C’est exactement le même schéma qu’on retrouvera sur les quotidiens du 18 novembre suite à un épisode sur la ‘Ndrangheta au Nord. Saviano accusait alors le Nord et la ville de Milan en particulier, d’être infiltrés par l’organisation criminelle calabraise. Milan étant le fief de Berlusconi, il est donc intéressant de voir comment cette accusation a été traitée sur les journaux affiliés au centre-droit puisque ceux positionnés à gauche ont fait un gros plan sur un Nord obscur mis à nu. Au même moment où Maroni fait arrêter le chef du clan des Casalesi, Saviano met en garde contre le fait que ce soit dans les planques des mafieux que se décide le destin du Pays. Et poursuit en expliquant que c’est dans le Nord que les organisations criminelles et particulièrement la ‘Ndrangheta, font leurs affaires. Par conséquent, « Il Giornale » lança une sorte de pétition contre Saviano qui traite le Nord de mafieux. La photo de la première page est inévitablement un portrait de Saviano. Ainsi Feltri créa le groupe nonsonomafioso auquel les lecteurs peuvent adhérer sur un simple envoi de mail avec ses coordonnées. Dans son éditorial, Feltri dénigre le succès toujours plus grandissant de l’émission en qualifiant les monologues de blablatteries et en remettant en question le nombre de téléspectateurs estimés à un million. Par ailleurs, « La Padania » se rebella quand Saviano compara Maroni au boss Sandokan. Alors, Giacomo Stucchi aux pages 8-9 n’hésita pas à qualifier Saviano de marionnette de la gauche. Le fond de l’article est le fait que, selon le journaliste, la minorité en n’ayant ni idée ni visages présentables à montrer en public, réussisse seulement à utiliser un écrivain de succès. Il reproche à l’émission de faire un peu trop de politique et surtout une politique à sens unique visant exclusivement le Gouvernement et les forces qui le composent. Sur « Libero » en revanche on parle du petit club de Rai 3 qui horrifie même les collègues de travail. Le tout accompagné d’une caricature du gang Rai 3 couvert de sang². Cette logique de la pars destruens veut créer un anti-héros.

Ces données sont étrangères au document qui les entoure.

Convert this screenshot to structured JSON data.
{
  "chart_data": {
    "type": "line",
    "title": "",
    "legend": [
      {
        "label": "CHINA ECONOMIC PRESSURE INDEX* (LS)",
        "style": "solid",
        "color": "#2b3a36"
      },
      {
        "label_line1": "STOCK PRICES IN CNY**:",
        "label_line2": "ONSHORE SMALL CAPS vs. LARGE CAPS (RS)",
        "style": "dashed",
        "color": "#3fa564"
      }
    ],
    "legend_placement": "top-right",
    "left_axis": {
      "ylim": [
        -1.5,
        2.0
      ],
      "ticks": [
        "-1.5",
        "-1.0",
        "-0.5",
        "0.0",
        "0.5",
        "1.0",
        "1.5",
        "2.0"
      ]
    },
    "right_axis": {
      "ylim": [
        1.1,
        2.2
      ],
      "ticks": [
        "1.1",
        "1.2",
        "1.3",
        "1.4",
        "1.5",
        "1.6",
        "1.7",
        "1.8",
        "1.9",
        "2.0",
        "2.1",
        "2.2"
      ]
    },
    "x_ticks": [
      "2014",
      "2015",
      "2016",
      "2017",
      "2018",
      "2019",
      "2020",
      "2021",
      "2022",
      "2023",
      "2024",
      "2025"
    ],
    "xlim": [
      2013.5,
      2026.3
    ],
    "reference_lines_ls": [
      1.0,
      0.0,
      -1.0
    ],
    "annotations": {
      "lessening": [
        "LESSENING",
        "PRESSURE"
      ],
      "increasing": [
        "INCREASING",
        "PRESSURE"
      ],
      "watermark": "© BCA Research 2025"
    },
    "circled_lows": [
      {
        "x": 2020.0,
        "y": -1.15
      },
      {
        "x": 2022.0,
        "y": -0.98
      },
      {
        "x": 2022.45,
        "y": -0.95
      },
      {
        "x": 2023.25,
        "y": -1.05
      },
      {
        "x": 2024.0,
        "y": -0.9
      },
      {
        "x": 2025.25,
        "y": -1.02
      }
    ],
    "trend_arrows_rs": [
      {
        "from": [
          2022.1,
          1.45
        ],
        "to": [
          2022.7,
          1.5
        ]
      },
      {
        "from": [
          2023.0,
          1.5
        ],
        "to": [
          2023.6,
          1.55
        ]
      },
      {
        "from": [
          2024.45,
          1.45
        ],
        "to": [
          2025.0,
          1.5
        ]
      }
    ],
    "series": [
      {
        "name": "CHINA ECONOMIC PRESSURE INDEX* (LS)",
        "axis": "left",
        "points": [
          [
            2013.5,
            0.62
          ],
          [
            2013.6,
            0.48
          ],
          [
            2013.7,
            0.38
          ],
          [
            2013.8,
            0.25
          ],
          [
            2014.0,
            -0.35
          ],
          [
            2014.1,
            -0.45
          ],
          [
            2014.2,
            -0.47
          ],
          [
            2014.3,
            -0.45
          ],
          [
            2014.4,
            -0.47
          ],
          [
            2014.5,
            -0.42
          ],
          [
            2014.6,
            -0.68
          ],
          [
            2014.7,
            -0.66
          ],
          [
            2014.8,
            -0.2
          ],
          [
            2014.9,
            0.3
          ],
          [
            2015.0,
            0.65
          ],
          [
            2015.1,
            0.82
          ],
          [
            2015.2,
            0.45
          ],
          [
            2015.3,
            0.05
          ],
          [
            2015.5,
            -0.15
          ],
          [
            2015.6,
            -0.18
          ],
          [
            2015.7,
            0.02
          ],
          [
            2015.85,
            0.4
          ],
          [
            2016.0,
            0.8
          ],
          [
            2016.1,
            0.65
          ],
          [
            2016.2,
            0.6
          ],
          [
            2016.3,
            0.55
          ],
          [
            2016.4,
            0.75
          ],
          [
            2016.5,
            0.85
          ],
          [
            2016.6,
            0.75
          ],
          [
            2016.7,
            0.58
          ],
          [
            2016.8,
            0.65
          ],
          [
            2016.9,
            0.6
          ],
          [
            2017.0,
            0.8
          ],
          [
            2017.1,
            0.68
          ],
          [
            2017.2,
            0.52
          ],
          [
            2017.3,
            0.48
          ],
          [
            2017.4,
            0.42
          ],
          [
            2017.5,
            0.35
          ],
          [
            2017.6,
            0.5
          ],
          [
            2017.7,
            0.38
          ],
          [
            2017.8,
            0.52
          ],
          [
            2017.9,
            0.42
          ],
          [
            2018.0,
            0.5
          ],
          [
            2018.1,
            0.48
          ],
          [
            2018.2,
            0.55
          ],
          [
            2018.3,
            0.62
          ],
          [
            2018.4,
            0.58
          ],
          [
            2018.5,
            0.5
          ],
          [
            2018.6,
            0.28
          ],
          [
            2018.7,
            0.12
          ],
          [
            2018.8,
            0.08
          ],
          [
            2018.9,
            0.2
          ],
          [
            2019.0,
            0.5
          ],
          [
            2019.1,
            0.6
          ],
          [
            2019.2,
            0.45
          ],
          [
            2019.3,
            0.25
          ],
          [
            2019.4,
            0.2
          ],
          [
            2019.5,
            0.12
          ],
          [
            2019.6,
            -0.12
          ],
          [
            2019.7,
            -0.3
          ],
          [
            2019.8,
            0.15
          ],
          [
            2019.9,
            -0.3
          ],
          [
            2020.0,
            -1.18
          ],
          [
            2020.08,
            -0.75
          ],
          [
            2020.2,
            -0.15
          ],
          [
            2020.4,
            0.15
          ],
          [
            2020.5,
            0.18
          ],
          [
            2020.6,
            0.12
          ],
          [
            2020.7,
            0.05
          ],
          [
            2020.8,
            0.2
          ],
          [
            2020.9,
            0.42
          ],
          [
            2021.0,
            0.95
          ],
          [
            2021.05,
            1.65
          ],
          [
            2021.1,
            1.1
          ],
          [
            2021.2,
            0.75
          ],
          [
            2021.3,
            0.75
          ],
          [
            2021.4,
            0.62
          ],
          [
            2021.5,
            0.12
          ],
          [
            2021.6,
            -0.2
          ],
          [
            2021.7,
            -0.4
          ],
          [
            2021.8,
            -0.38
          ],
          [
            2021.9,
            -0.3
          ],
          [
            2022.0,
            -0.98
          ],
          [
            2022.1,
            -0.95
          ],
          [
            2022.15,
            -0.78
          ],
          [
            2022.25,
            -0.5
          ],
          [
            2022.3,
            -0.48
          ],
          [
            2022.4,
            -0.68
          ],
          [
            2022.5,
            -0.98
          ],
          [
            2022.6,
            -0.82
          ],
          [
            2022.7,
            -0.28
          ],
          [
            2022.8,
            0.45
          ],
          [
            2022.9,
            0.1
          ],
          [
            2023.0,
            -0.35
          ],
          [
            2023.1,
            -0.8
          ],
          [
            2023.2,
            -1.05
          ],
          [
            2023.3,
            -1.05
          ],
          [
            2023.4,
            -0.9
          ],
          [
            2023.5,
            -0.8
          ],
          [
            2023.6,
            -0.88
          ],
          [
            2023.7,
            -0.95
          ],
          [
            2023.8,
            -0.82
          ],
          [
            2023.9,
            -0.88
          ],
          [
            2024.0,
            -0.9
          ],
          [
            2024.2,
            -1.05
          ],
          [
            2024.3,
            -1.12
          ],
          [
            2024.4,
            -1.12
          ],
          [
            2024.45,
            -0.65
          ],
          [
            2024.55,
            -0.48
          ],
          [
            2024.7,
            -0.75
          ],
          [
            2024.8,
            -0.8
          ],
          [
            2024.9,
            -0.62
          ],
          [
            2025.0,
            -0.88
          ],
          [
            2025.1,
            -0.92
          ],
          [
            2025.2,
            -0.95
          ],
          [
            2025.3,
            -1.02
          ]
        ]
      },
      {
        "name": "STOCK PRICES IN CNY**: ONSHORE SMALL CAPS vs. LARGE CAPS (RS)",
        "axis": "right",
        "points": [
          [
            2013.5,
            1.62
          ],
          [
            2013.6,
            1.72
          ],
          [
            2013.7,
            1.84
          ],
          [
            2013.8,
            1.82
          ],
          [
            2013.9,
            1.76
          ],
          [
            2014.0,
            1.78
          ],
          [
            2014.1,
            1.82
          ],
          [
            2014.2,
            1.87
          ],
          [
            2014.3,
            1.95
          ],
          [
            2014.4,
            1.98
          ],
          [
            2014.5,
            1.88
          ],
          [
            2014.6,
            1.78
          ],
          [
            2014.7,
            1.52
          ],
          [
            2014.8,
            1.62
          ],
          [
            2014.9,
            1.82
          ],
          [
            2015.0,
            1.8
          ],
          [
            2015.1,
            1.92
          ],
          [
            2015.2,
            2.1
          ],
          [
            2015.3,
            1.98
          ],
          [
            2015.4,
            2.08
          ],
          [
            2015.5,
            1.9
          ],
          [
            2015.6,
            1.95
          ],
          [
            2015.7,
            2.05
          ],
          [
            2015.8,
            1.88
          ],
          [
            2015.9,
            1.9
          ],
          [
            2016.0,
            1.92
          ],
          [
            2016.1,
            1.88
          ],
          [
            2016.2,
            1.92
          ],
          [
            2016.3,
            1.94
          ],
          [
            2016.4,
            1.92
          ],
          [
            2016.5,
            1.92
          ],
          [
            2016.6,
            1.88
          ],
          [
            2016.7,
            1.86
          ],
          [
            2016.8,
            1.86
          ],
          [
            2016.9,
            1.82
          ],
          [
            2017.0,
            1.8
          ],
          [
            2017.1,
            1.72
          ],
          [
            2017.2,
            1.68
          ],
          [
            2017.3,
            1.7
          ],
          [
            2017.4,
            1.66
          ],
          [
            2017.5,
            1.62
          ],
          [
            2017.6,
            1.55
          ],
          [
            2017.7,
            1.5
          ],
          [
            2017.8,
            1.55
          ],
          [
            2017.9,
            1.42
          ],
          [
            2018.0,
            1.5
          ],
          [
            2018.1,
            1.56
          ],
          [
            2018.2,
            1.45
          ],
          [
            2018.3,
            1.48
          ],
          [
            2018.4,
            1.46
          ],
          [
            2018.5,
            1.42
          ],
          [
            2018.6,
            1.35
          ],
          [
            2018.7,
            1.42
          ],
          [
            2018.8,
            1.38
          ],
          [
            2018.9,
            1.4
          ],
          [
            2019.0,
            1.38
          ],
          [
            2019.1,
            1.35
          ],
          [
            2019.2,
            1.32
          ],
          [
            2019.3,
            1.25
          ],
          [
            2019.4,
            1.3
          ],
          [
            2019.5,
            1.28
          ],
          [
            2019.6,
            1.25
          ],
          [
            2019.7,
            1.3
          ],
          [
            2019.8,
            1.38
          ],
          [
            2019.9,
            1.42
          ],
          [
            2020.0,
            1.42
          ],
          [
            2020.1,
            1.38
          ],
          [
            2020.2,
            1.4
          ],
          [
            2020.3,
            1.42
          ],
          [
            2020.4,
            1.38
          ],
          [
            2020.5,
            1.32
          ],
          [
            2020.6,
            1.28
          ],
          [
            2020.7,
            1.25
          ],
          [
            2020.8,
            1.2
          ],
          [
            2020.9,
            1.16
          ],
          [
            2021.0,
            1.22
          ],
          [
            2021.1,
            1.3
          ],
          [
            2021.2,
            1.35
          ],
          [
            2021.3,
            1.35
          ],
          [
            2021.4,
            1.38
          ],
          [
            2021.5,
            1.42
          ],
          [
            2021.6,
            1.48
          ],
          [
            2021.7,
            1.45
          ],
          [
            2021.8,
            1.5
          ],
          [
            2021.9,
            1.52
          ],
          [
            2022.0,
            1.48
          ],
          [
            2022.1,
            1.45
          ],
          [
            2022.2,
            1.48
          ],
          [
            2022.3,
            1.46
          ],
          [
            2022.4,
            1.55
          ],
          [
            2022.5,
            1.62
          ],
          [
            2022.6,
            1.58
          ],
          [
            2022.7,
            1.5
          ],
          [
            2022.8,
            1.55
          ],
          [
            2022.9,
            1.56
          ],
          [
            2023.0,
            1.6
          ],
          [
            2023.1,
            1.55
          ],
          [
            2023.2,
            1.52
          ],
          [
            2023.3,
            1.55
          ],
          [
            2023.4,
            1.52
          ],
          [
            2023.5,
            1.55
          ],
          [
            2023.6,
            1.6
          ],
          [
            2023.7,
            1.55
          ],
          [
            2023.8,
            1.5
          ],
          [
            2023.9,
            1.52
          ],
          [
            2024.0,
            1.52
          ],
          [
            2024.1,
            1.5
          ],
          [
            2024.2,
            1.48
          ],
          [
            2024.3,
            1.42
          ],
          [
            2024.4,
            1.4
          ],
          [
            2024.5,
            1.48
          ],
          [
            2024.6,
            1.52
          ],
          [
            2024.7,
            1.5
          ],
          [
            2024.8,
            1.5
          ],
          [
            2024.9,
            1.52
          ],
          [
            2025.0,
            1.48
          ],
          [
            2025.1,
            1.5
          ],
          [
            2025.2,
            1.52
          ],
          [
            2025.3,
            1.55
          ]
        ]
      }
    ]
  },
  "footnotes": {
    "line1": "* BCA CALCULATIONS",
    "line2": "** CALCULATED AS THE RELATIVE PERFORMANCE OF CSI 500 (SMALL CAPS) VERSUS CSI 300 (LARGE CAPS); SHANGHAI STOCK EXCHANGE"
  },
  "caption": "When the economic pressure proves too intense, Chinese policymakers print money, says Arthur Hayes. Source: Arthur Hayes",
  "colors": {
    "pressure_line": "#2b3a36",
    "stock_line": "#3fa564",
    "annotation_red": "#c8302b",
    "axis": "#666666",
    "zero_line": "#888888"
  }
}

* Dino Boffo, à la tête du journal des évêques italiens et engagé dans la campagne de presse ouverte contre les péchés du Premier, intimidait la femme de l’homme avec lequel il entretenait une relation.
² L’émission a été championne d’audience en 2010 mais elle n’a pas été reconduite sur la Rai. Elle reviendra à l’écran lors du printemps 2012.